Committing to "many more reforms", a top finance ministry official today said implementation of the goods and services tax (GST) will bring small and medium enterprises (SMEs) into the national value chain.
New Delhi: Committing to "many more reforms", a top finance ministry official today said implementation of the goods and services tax (GST) will bring small and medium enterprises (SMEs) into the national value chain.
"The government is aware that many more reforms need to be taken. After implementation of GST, it should be easier for SMEs to become part of entire national value chain... Next challenge would be how to make SMEs part of global value chain," Economic Affairs Secretary Shaktikanta Das said at The Economist India Summit 2016 here today.
Dubbed as the biggest tax reform in India, GST will subsume most indirect taxes such as excise duty, service tax and VAT. The Constitutional Amendment Bill for GST was passed by Parliament on August 8.
The government is planning to roll out the indirect tax regime from April 1, 2017. While the Centre has to draft CGST and IGST laws, the states will have to come up with an SGST law.

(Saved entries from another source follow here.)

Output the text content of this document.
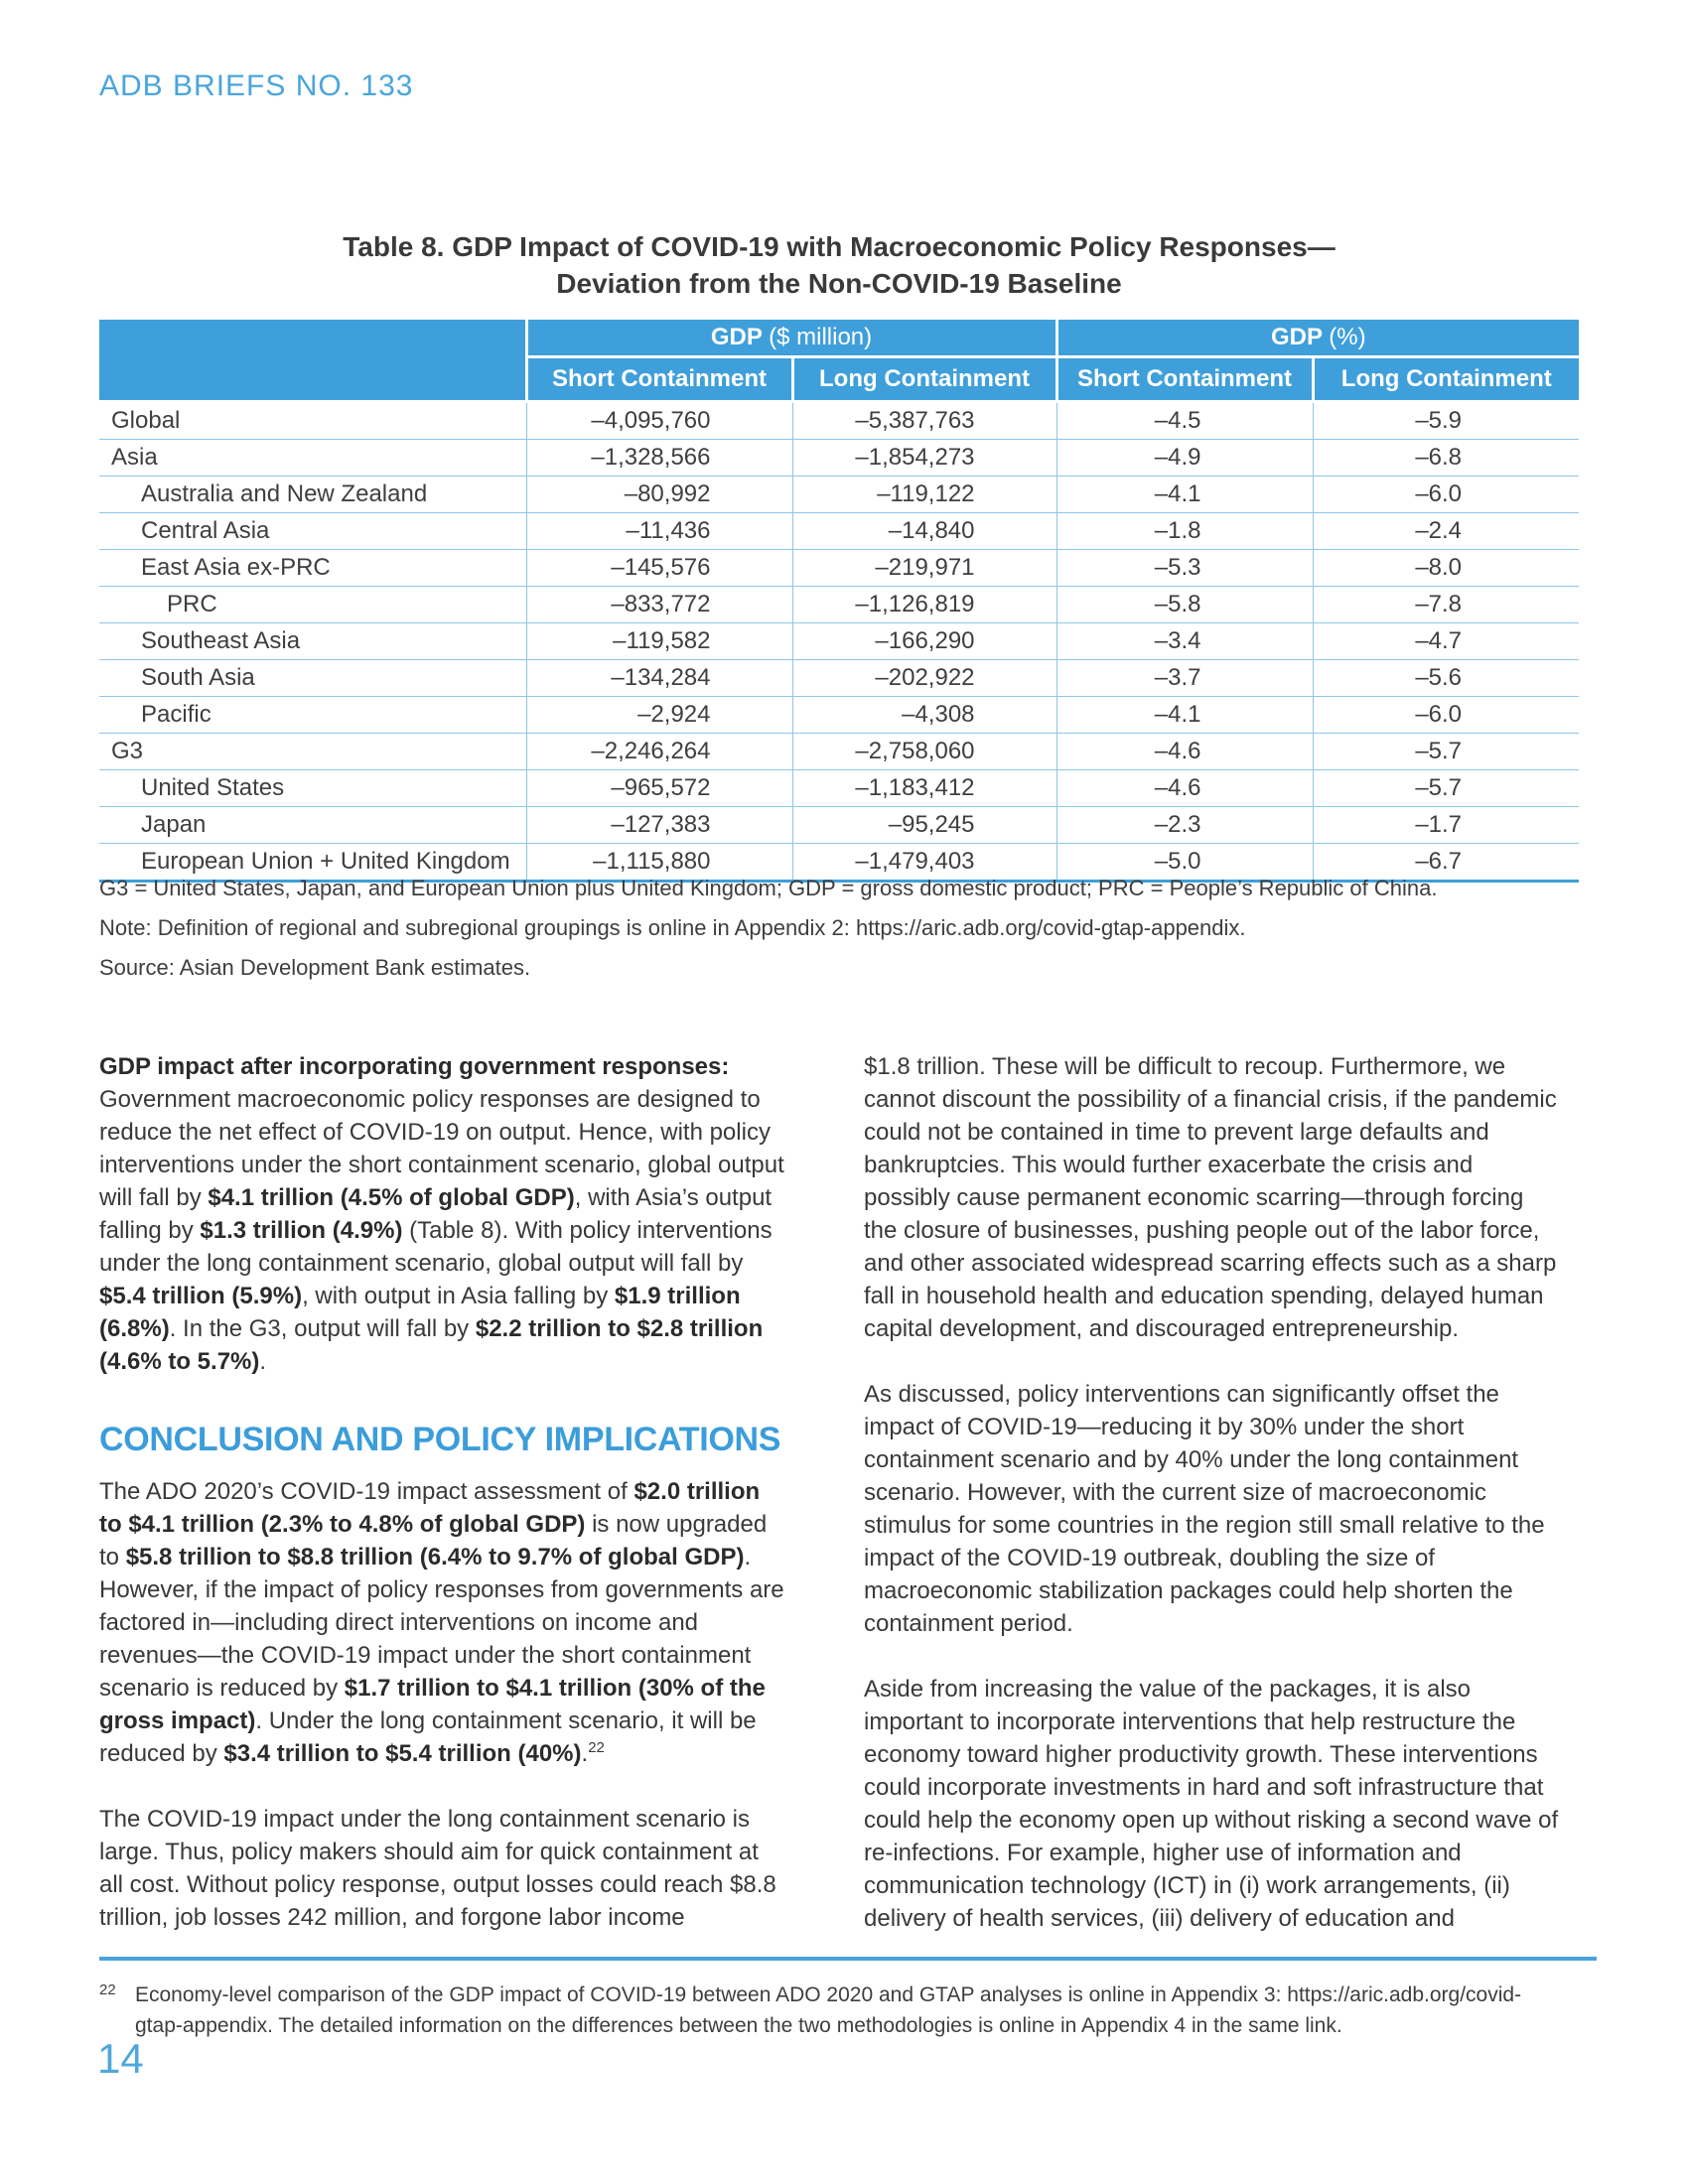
ADB BRIEFS NO. 133
Table 8. GDP Impact of COVID-19 with Macroeconomic Policy Responses—
Deviation from the Non-COVID-19 Baseline
	GDP ($ million)		GDP (%)	
	Short Containment	Long Containment	Short Containment	Long Containment
Global	–4,095,760	–5,387,763	–4.5	–5.9
Asia	–1,328,566	–1,854,273	–4.9	–6.8
Australia and New Zealand	–80,992	–119,122	–4.1	–6.0
Central Asia	–11,436	–14,840	–1.8	–2.4
East Asia ex-PRC	–145,576	–219,971	–5.3	–8.0
PRC	–833,772	–1,126,819	–5.8	–7.8
Southeast Asia	–119,582	–166,290	–3.4	–4.7
South Asia	–134,284	–202,922	–3.7	–5.6
Pacific	–2,924	–4,308	–4.1	–6.0
G3	–2,246,264	–2,758,060	–4.6	–5.7
United States	–965,572	–1,183,412	–4.6	–5.7
Japan	–127,383	–95,245	–2.3	–1.7
European Union + United Kingdom	–1,115,880	–1,479,403	–5.0	–6.7
G3 = United States, Japan, and European Union plus United Kingdom; GDP = gross domestic product; PRC = People’s Republic of China.
Note: Definition of regional and subregional groupings is online in Appendix 2: https://aric.adb.org/covid-gtap-appendix.
Source: Asian Development Bank estimates.

GDP impact after incorporating government responses: Government macroeconomic policy responses are designed to reduce the net effect of COVID-19 on output. Hence, with policy interventions under the short containment scenario, global output will fall by $4.1 trillion (4.5% of global GDP), with Asia’s output falling by $1.3 trillion (4.9%) (Table 8). With policy interventions under the long containment scenario, global output will fall by $5.4 trillion (5.9%), with output in Asia falling by $1.9 trillion (6.8%). In the G3, output will fall by $2.2 trillion to $2.8 trillion (4.6% to 5.7%).

CONCLUSION AND POLICY IMPLICATIONS

The ADO 2020’s COVID-19 impact assessment of $2.0 trillion to $4.1 trillion (2.3% to 4.8% of global GDP) is now upgraded to $5.8 trillion to $8.8 trillion (6.4% to 9.7% of global GDP). However, if the impact of policy responses from governments are factored in—including direct interventions on income and revenues—the COVID-19 impact under the short containment scenario is reduced by $1.7 trillion to $4.1 trillion (30% of the gross impact). Under the long containment scenario, it will be reduced by $3.4 trillion to $5.4 trillion (40%).$^{22}$

The COVID-19 impact under the long containment scenario is large. Thus, policy makers should aim for quick containment at all cost. Without policy response, output losses could reach $8.8 trillion, job losses 242 million, and forgone labor income

$1.8 trillion. These will be difficult to recoup. Furthermore, we cannot discount the possibility of a financial crisis, if the pandemic could not be contained in time to prevent large defaults and bankruptcies. This would further exacerbate the crisis and possibly cause permanent economic scarring—through forcing the closure of businesses, pushing people out of the labor force, and other associated widespread scarring effects such as a sharp fall in household health and education spending, delayed human capital development, and discouraged entrepreneurship.

As discussed, policy interventions can significantly offset the impact of COVID-19—reducing it by 30% under the short containment scenario and by 40% under the long containment scenario. However, with the current size of macroeconomic stimulus for some countries in the region still small relative to the impact of the COVID-19 outbreak, doubling the size of macroeconomic stabilization packages could help shorten the containment period.

Aside from increasing the value of the packages, it is also important to incorporate interventions that help restructure the economy toward higher productivity growth. These interventions could incorporate investments in hard and soft infrastructure that could help the economy open up without risking a second wave of re-infections. For example, higher use of information and communication technology (ICT) in (i) work arrangements, (ii) delivery of health services, (iii) delivery of education and

22 Economy-level comparison of the GDP impact of COVID-19 between ADO 2020 and GTAP analyses is online in Appendix 3: https://aric.adb.org/covid-gtap-appendix. The detailed information on the differences between the two methodologies is online in Appendix 4 in the same link.
14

Das, who attended the G20 summit in China earlier this week, said: "I can tell you with confidence that the kind of reforms which India has undertaken has been very widely appreciated by G20 countries."

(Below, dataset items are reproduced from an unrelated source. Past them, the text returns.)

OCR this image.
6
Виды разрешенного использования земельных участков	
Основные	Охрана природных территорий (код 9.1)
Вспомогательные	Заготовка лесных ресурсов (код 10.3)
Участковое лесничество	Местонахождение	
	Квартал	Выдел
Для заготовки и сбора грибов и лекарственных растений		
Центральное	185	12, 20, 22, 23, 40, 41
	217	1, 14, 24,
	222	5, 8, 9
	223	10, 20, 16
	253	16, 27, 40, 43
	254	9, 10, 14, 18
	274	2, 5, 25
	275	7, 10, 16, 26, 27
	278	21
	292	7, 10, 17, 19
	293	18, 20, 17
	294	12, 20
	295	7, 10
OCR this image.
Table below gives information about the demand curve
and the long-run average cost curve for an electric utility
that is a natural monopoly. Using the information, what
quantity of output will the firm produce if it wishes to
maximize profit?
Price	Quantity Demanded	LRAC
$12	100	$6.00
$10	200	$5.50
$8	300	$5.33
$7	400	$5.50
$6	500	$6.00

The secretary, however, warned against any room for complacency.
Das spoke of his discomfort with the theme of the panel discussion -- 'Holdup India? Speeding up policy reforms' -- arguing that the government instead has taken a host of initiatives and there is nothing which is holding up reforms.
"There are a number of measures which have been taken, please look at the huge amount of reforms. And GST, which had been pending for the last several years, has been passed by Parliament. The Aadhar Bill is the biggest fiscal reform which India has undertaken," he said.
The secretary noted that by and large the overall thrust of the government policy is minimum government, maximum governance. "In a large number of areas, the government has reduced interventions," Das claimed.
On FDI liberalisation, Das said the kind of steps the government has taken in the last one year has basically put everything on automatic route, except some sectors that are on the negative list.
"In Foreign Investment Promotion Board (FIPB), we have no application practically. Because everything is happening in the automatic route," he stressed.
The secretary also pitched for improving the quality of primary, secondary and technical education in the country.